CIES is an international trade association of food-industry companies. It also has offices in the United States and Japan.

Laurent said consumers are at the root of ongoing change within the industry. "People say the consumer is changing fast and is unpredictable," he said. "But the consumer still wants things.

"The problem is you never know what he wants, when he wants it and where he will want it. This is the complexity on the part of the consumer."

To address this fast-changing consumer, retailers and suppliers are making changes within their organizations and developing new operational tactics.

"You have a consumer that everyone is trying to address, but the standards whereby consumers have been addressed in the past will not last because they don't work in most cases anymore," Laurent said. "Because the consumer is that different and has to be addressed in a different way, a certain number of issues have to be addressed in a different way, even within a company."

Laurent said he believes many small, full-service chains will continue to enjoy success in the future, but it will be in direct proportion to how close they stay to their customer. Large diversified chains with different formats also will do well if they reorganize their structures appropriately.

"We think the transformation imperative will be to consider each type of customer and to adapt the whole organization to serving the customer who has been defined," he said.

In addition to developing new relationships with customers, companies must develop new arrangements with their staffs, their shareholders and their communities, Laurent said.

The new relationship with shareholders should be one that allows companies to focus on longer-term issues.

"It is no mystery that throughout the world there are some cultures that have put the emphasis on short-term results," he said. "Some others -- such as the Japanese, for instance, and in Europe the Germans -- have put the emphasis on long-term relationships with their shareholders."

The long-term view of competitiveness calls for a shared-destiny relationship among companies and their shareholders, and it means companies "are not the victims of the analysts who try to call the shots" that lead to optimum short-term stock-market performance, Laurent said.

Another area of change is the blurring of lines between retailers and suppliers, Laurent said. For example, he asked, is it possible to consider Loblaw Cos., the Canadian company that developed the President's Choice line of products, as only a retailer? "In the end, one wonders if manufacturers will find new ways to supply their end customers without actually passing through stores," he said.

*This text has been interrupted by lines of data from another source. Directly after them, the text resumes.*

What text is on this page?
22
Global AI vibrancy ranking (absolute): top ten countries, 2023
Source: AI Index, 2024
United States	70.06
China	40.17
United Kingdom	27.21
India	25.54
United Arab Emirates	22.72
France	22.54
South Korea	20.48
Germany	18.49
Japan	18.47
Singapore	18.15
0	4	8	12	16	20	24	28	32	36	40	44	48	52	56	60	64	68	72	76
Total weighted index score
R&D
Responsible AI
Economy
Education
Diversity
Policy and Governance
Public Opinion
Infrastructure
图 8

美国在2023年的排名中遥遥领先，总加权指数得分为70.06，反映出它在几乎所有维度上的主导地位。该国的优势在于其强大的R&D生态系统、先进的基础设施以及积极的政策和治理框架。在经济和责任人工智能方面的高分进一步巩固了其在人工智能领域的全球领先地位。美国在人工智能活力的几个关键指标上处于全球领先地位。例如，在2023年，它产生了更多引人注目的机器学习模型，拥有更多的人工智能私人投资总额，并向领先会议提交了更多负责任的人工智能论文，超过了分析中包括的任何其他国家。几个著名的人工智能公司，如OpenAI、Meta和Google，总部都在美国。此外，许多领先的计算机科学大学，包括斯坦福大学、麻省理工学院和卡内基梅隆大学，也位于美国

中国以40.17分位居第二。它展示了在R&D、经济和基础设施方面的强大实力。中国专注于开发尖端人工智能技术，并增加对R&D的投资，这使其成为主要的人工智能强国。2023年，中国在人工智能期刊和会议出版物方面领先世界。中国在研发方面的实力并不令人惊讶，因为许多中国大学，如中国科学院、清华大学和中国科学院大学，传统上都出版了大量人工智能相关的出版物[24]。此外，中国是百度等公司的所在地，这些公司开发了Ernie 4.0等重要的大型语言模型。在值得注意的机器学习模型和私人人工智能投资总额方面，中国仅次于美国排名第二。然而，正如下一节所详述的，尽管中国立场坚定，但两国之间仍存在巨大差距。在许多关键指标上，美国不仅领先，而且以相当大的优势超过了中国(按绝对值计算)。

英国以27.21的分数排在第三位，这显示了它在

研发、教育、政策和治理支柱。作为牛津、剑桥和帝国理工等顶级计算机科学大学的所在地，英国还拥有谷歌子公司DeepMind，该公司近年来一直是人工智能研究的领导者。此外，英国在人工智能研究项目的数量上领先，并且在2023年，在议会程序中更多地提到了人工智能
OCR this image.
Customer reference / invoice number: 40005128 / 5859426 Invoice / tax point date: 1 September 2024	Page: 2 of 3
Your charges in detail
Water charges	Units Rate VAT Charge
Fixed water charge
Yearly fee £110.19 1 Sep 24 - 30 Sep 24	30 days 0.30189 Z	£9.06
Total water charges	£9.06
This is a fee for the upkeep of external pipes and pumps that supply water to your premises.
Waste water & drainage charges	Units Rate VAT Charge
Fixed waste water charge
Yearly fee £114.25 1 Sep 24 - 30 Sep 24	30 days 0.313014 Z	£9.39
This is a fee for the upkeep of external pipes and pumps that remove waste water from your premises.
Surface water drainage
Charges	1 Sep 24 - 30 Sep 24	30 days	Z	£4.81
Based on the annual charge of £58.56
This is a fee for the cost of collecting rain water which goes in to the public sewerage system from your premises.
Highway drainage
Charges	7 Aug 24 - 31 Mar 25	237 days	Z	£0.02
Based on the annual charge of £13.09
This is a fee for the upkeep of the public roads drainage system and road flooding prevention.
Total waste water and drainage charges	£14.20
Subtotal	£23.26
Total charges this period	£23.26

Addressing the European economy, Laurent said there are signs the recession is coming to an end.

"The first country to be turned around was the U.K. and, after a gap of about a year, the indicators are green in Germany, in France and probably in Italy," he said. "Spain is a little behind, but the majority of the main countries are coming out of the recession."

At the Madrid congress, CIES expects participants from a record 36 countries to attend, including Indonesia, Romania and Slovenia. Retailers will represent about 38% of the total attendance, which is the highest concentration of retailer attendance in 10 years, Laurent said.